I have seen this many times. Mostly as a result of modification but a couple in origination. There is zero reason to walk away from this and I would add I would not really "feel" bad an error is an error unless it was intended and most of the time these situations are not intended to take place. I am not inclined as a Buyer to share any discoveries such as this with a Seller unless the error would cause a greater discount that needs some explanation. I do not need a Seller to fix this as I would want to make sure it is done correctly and to my liking. So with a correct yield calculation you make your bid and buy the asset and then deal with the error. Due diligence needs to look to the history and origin of the error to understand what steps you need to take on the account to correct the ship. Like I said no need to alert the Seller IMO, and more than likely this is not likely an error which would cause the already present discount (assumed) to greatly increase.
I would double check your assumption by looking to the current balance and where it should be in the amortization of the loan. The payment should be resulting in prepayment. A faster reduction of principal. (advantage to note buyer with slightly more equity!) If the prepayment is not being properly applied to the account a balance correction to favor the borrower will need to take place. Any correction to a Borrower's account which is a net benefit to the borrower can take place with minimal interaction of the borrower. In other words, just make the correction and move on. It is always nice to get a pat on the back from the Borrower but sometimes stepping into the light can backfire on you.
It may be relative to understand if the error caused any incorrect applications of late fees. Depending on the note language a late fee may be a set amount or a percent of the payment. So if they have been using the payment which is in excess the late fee amount would also have excess. Not to mention any partial payments or payments held in suspense. Take steps to ensure the borrower gets credit as needed.
To speak to due diligence just a tad more. It is not overly unusual for a servicer to be handling this properly already. So I would not jump to conclusions without reviewing a payment history from the servicer. Obviously if this loan is an ARM the error would have a bit more of an impact and require a greater correction.

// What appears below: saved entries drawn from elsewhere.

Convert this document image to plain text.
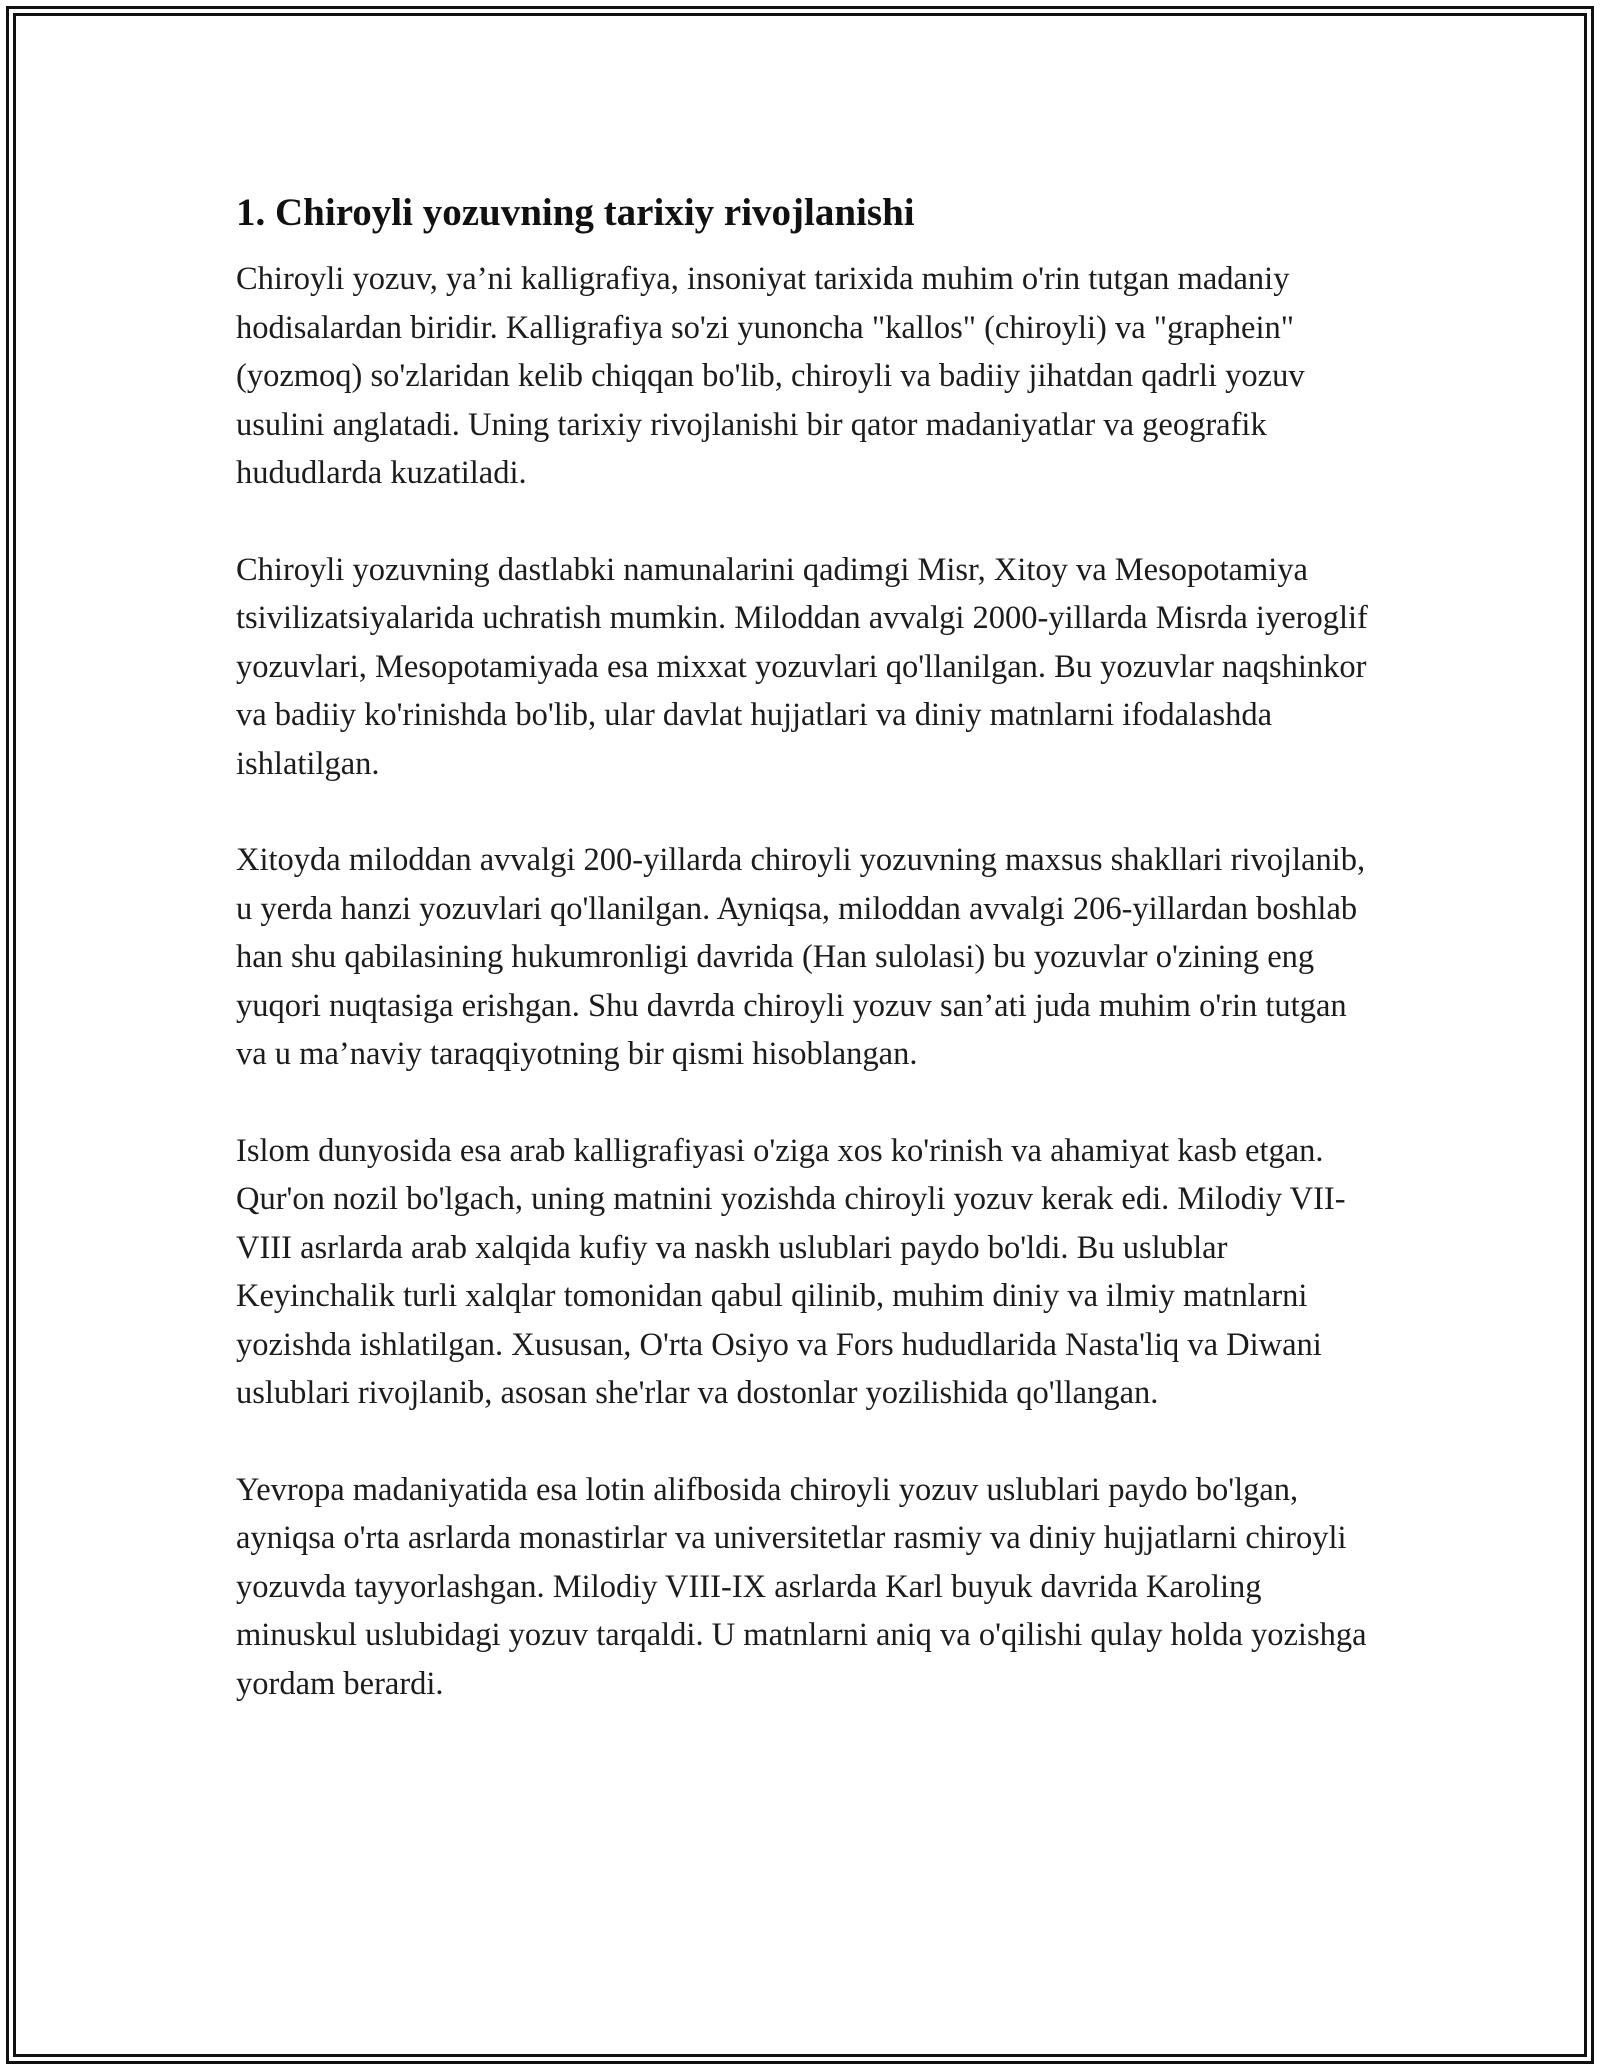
1. Chiroyli yozuvning tarixiy rivojlanishi

Chiroyli yozuv, ya’ni kalligrafiya, insoniyat tarixida muhim o'rin tutgan madaniy hodisalardan biridir. Kalligrafiya so'zi yunoncha "kallos" (chiroyli) va "graphein" (yozmoq) so'zlaridan kelib chiqqan bo'lib, chiroyli va badiiy jihatdan qadrli yozuv usulini anglatadi. Uning tarixiy rivojlanishi bir qator madaniyatlar va geografik hududlarda kuzatiladi.

Chiroyli yozuvning dastlabki namunalarini qadimgi Misr, Xitoy va Mesopotamiya tsivilizatsiyalarida uchratish mumkin. Miloddan avvalgi 2000-yillarda Misrda iyeroglif yozuvlari, Mesopotamiyada esa mixxat yozuvlari qo'llanilgan. Bu yozuvlar naqshinkor va badiiy ko'rinishda bo'lib, ular davlat hujjatlari va diniy matnlarni ifodalashda ishlatilgan.

Xitoyda miloddan avvalgi 200-yillarda chiroyli yozuvning maxsus shakllari rivojlanib, u yerda hanzi yozuvlari qo'llanilgan. Ayniqsa, miloddan avvalgi 206-yillardan boshlab han shu qabilasining hukumronligi davrida (Han sulolasi) bu yozuvlar o'zining eng yuqori nuqtasiga erishgan. Shu davrda chiroyli yozuv san’ati juda muhim o'rin tutgan va u ma’naviy taraqqiyotning bir qismi hisoblangan.

Islom dunyosida esa arab kalligrafiyasi o'ziga xos ko'rinish va ahamiyat kasb etgan. Qur'on nozil bo'lgach, uning matnini yozishda chiroyli yozuv kerak edi. Milodiy VII-VIII asrlarda arab xalqida kufiy va naskh uslublari paydo bo'ldi. Bu uslublar Keyinchalik turli xalqlar tomonidan qabul qilinib, muhim diniy va ilmiy matnlarni yozishda ishlatilgan. Xususan, O'rta Osiyo va Fors hududlarida Nasta'liq va Diwani uslublari rivojlanib, asosan she'rlar va dostonlar yozilishida qo'llangan.

Yevropa madaniyatida esa lotin alifbosida chiroyli yozuv uslublari paydo bo'lgan, ayniqsa o'rta asrlarda monastirlar va universitetlar rasmiy va diniy hujjatlarni chiroyli yozuvda tayyorlashgan. Milodiy VIII-IX asrlarda Karl buyuk davrida Karoling minuskul uslubidagi yozuv tarqaldi. U matnlarni aniq va o'qilishi qulay holda yozishga yordam berardi.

Sometimes a servicer will aggregate the prepayment in suspense before applying a full payment. In example, if the general overage is $50 and the payment properly due is $500 then after ten payments the servicer will apply one full payment and the borrower will be ahead one period. The amount can also be applied on a per period basis as the payment is made and applied. Both methods are fine.

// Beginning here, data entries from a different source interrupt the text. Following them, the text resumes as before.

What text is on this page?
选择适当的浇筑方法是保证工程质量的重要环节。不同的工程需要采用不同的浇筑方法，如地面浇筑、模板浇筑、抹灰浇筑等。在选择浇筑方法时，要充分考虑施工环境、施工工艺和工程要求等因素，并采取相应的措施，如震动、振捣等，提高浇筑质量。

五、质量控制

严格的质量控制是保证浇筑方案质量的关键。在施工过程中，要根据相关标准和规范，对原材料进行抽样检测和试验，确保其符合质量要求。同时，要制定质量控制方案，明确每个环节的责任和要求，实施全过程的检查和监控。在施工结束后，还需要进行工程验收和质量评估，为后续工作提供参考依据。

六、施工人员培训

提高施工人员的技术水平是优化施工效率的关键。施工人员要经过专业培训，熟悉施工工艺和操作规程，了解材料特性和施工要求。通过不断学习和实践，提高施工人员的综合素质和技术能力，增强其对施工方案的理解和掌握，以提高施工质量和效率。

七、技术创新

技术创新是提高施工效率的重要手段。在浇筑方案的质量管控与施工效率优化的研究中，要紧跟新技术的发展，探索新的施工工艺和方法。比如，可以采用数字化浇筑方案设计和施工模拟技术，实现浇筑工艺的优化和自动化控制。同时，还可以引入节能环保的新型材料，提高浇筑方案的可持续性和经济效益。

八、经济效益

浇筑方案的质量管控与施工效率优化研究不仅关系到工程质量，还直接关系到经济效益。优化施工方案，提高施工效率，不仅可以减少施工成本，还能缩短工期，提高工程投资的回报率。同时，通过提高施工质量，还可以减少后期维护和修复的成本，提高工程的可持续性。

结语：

Thanks for your responses on this. I have seen this a number of times reviewing assets but have never actually purchased one of them. I am looking at another one now, which prompted me to tap the BP brain trust.

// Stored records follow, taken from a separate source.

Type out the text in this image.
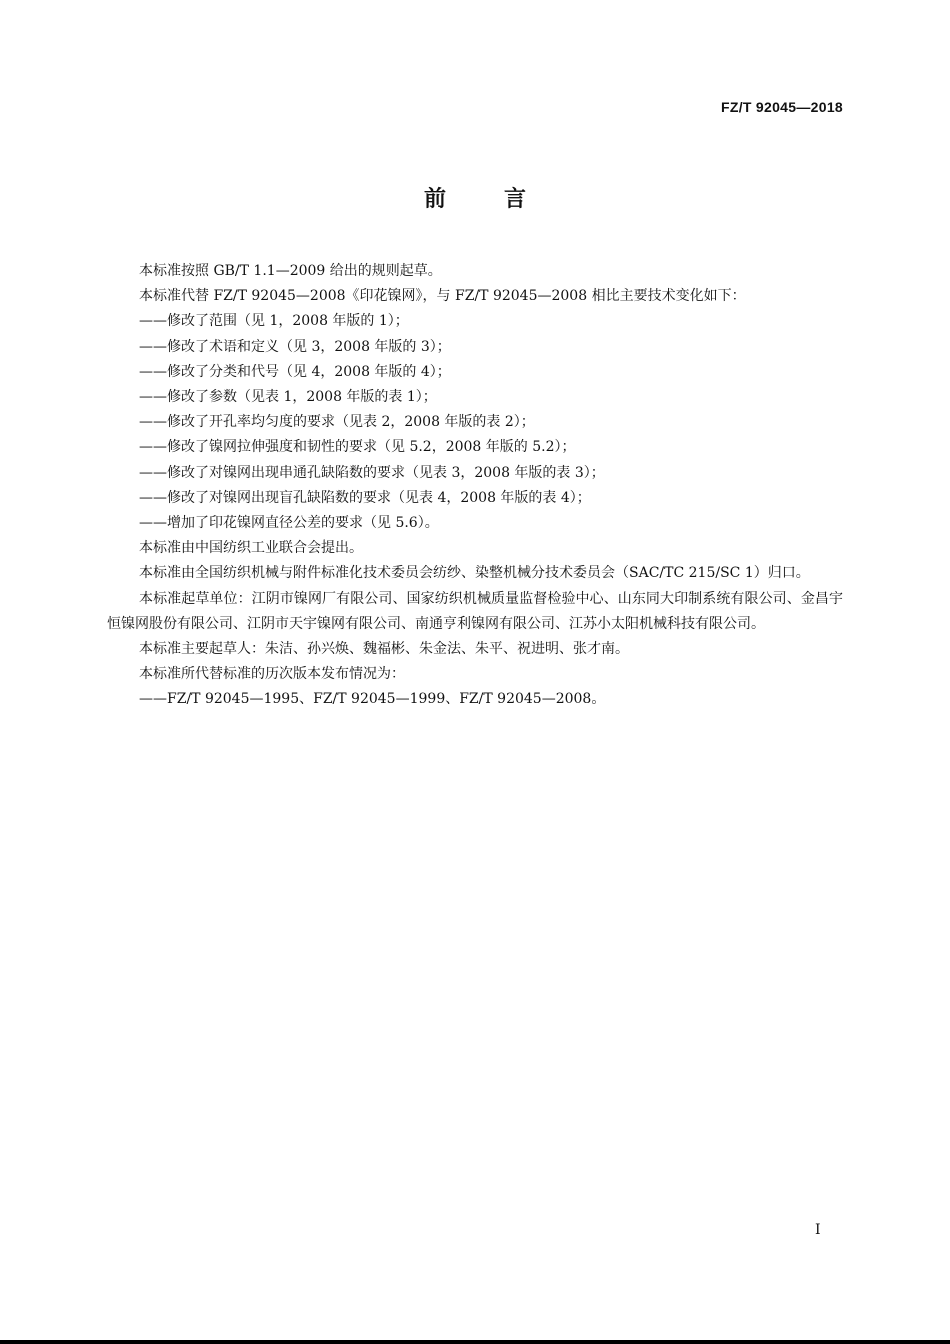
FZ/T 92045—2018
前言

本标准按照 GB/T 1.1—2009 给出的规则起草。

本标准代替 FZ/T 92045—2008《印花镍网》，与 FZ/T 92045—2008 相比主要技术变化如下：

——修改了范围（见 1，2008 年版的 1）；

——修改了术语和定义（见 3，2008 年版的 3）；

——修改了分类和代号（见 4，2008 年版的 4）；

——修改了参数（见表 1，2008 年版的表 1）；

——修改了开孔率均匀度的要求（见表 2，2008 年版的表 2）；

——修改了镍网拉伸强度和韧性的要求（见 5.2，2008 年版的 5.2）；

——修改了对镍网出现串通孔缺陷数的要求（见表 3，2008 年版的表 3）；

——修改了对镍网出现盲孔缺陷数的要求（见表 4，2008 年版的表 4）；

——增加了印花镍网直径公差的要求（见 5.6）。

本标准由中国纺织工业联合会提出。

本标准由全国纺织机械与附件标准化技术委员会纺纱、染整机械分技术委员会（SAC/TC 215/SC 1）归口。

本标准起草单位：江阴市镍网厂有限公司、国家纺织机械质量监督检验中心、山东同大印制系统有限公司、金昌宇恒镍网股份有限公司、江阴市天宇镍网有限公司、南通亨利镍网有限公司、江苏小太阳机械科技有限公司。

本标准主要起草人：朱洁、孙兴焕、魏福彬、朱金法、朱平、祝进明、张才南。

本标准所代替标准的历次版本发布情况为：

——FZ/T 92045—1995、FZ/T 92045—1999、FZ/T 92045—2008。

I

@Bob E. Yes, the note specifies the payment amount, and the payment amount is incorrect (overstated) based on the other terms cited; rate, number of payments, and original balance. Aside from being a pain at the moment, I agree that this could potentially be a win/win scenario for buyer and borrower.
@Dion DePaoli I think you hit the nail on the head here. In this case, because the borrower has been making larger payments than necessary, the buyer must scrutinize the payment history and be assured that the overage was properly applied to principal. The late charges must also be scrutinized. If the accounting was improperly done at the servicing end the UPB could be overstated. Informing the seller, of course, would be a decision based on whether or not the issue favors seller or buyer. In this case it may be neutral, or it could favor the seller if UPB is overstated. (This purchase based on % of UPB.)
@Boyd McClean I like your idea of having the seller fix the issue prior to purchase. On the other hand it could open a can or worms with the borrower. My thinking is that a note like this is not suitable for sale to passive note investors who are not working with notes on a professional basis. If the note is intended as a long term hold, then it might be fine to let it ride as is and simply make sure the accounting is done properly at the servicer.
Follow-up Question: Assuming a fix is needed, what would that look like? I am thinking one component of it could be an addendum to the note. Another aspect could be an account statement from the servicer which would include UPB and payment amount. Thoughts?
For what it is worth, I would say do not make more of this than it is not. It's an error. Its not uncommon. I am guessing with the term mentioned it has not really affected much. There is a flavor of this being thought of as more of a defect than it actually is. For no better way to say it, ultimately this is not that big of deal. Just correct it and move on.
If this loan was closer to maturity then the issue would have a greater impact since a larger impact on yield to maturity would be a greater concern. That does not sound like the case here. Errors happen. They can be identified by the servicer, borrower or investor. As long as they are dealt with once discovered not that big of a deal.
As I mentioned, the resolution here is ensure the borrower account is properly accounted for. If it is not, then have your servicer make the required corrections to credit the borrowers account. Any action on a borrower account which is a net benefit to the borrower does not require the borrower to be involved. Your servicer should know how to handle all this.
Ultimately, the treatment of the payment is more important than the number on the note or modification agreement here. What is due becomes relative to how it is applied to the account. The account statement can serve as notice or if your servicer wants to send a letter they can do that too. The letter can be saved to file for future reference. Chances are your servicer will send some form of communication so they have it in file for any loan audits they may experience in the future. Chances are they may bet bonus points for be preemptive in dealing with the issue.
This is not an overly involved task. Once it is done, it's done forever. (passive not passive is irrelevant in that sense)
Addendum to Note: No - the note terms are not really changing they are being applied properly. Also, the note is already established the only way to change it formally is through a modification. This does not warrant any such action.
Payment is a function of rate, term and amount. Rate is not a function of payment.
@Dion DePaoli Thanks for the additional insight here. I imagine that handling something like this is not a new thing for an established servicer.